A private ceremony for Scalia will begin at 9:30 a.m. Friday in the Great Hall. The casket will be placed on the Lincoln Catafalque, which was loaned to the court by Congress for the ceremony, and a 2007 portrait of Scalia by Nelson Shanks will be displayed.
After the private ceremony, the public will be invited in from 10:30 a.m. to 8 p.m. to view the casket.
Supreme Court police officers will serve as pallbearers and Scalia’s law clerks will serve as honorary pallbearers.
“As is the tradition, Justice Scalia’s law clerks will stand vigil by his side at the Court all day tomorrow and through the night,” tweeted Kannon Shanmugam, who clerked for Scalia.
As is the tradition, Justice Scalia’s law clerks will stand vigil by his side at the Court all day tomorrow and through the night.
— Kannon Shanmugam (@KannonShanmugam) February 18, 2016
Obama is set to pay respects Friday at the court, and the event is expected to draw luminaries from both the legal and political worlds throughout the day.
Scalia’s funeral service is Saturday at the Basilica of the National Shrine of the Immaculate Conception. Father Paul Scalia, the justice’s son, is set to deliver mass for his father.
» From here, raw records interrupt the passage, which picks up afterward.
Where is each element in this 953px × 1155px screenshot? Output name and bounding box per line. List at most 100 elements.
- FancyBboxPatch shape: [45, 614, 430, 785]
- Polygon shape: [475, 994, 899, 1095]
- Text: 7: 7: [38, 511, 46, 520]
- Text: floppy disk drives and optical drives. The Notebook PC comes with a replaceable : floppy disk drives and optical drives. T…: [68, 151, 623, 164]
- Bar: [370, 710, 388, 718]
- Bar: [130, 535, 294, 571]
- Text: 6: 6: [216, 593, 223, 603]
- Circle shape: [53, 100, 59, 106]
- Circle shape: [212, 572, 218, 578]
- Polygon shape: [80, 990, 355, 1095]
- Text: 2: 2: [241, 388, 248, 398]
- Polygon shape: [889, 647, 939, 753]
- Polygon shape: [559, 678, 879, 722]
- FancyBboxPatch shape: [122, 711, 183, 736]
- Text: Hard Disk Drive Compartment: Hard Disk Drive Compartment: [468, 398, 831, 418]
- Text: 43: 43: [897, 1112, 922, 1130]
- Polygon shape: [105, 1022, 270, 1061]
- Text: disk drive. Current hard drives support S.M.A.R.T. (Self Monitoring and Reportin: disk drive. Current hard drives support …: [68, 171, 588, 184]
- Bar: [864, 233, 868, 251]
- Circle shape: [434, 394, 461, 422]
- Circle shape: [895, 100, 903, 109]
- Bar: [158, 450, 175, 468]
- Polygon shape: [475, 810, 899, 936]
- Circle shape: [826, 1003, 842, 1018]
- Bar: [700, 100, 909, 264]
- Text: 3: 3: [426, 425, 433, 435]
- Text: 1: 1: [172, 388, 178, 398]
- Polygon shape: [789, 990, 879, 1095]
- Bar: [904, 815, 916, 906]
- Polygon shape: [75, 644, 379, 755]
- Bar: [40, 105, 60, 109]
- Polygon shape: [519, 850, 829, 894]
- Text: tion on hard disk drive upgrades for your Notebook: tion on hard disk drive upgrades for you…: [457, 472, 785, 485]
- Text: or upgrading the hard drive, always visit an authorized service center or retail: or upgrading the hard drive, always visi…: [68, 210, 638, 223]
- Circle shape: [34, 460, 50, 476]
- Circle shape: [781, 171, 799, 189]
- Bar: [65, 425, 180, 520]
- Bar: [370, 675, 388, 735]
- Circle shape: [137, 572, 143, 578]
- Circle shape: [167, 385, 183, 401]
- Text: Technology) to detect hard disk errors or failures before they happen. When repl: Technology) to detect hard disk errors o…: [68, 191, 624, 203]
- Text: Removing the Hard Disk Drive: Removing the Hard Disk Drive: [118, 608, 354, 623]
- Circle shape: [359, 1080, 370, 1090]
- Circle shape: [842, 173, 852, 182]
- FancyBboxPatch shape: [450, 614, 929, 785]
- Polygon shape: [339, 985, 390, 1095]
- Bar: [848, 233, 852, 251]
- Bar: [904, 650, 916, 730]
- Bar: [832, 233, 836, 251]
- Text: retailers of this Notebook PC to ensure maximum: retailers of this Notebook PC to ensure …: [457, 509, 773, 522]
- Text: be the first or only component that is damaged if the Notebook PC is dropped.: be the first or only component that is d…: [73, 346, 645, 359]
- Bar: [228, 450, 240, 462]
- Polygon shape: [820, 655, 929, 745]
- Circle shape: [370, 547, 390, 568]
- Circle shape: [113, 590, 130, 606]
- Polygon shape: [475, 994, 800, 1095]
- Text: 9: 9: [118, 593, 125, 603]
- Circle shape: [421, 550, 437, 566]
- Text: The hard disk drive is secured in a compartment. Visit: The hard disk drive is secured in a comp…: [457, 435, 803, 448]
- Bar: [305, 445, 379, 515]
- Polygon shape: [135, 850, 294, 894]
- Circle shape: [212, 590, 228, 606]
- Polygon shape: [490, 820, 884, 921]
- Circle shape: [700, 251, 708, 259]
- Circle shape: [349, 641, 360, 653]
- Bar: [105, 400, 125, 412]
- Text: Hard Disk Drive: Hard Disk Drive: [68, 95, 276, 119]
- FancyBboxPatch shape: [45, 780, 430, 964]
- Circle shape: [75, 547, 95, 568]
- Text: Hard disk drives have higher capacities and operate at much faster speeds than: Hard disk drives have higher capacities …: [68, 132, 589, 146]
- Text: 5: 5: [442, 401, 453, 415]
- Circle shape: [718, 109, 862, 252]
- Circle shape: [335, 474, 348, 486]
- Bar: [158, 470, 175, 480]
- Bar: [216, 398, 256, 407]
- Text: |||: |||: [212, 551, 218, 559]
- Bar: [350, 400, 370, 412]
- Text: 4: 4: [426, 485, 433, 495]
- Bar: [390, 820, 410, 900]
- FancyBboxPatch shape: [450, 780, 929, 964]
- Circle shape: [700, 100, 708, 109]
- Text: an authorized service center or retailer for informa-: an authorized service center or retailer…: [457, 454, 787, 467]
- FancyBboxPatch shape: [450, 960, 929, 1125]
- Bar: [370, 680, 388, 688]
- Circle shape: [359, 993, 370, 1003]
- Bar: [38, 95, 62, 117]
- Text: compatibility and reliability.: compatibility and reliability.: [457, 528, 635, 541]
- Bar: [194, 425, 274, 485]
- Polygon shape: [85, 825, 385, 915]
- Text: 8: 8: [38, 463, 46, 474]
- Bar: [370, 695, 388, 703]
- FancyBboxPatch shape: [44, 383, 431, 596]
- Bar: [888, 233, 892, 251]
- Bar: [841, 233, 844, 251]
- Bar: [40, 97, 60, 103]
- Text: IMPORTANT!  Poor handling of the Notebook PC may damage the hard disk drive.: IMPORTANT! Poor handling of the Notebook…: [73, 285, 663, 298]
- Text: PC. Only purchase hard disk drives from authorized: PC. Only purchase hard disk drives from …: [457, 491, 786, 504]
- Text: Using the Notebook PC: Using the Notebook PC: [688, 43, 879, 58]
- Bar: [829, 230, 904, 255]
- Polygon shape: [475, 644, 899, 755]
Vice President Joe Biden is scheduled to attend.
Other justices who have laid in repose in the Supreme Court include former Chief Justice William Rehnquist, former Justice Harry Blackmun, former Justice William J Brennan Jr., former Justice Thurgood Marshall and former Chief Justice Earl Warren.
As Scalia is remembered Friday, talk is likely to also focus across the street, to the Capitol, where the question hovers over whether Senate Republicans will successfully block Obama from winning a third appointment to the High Court.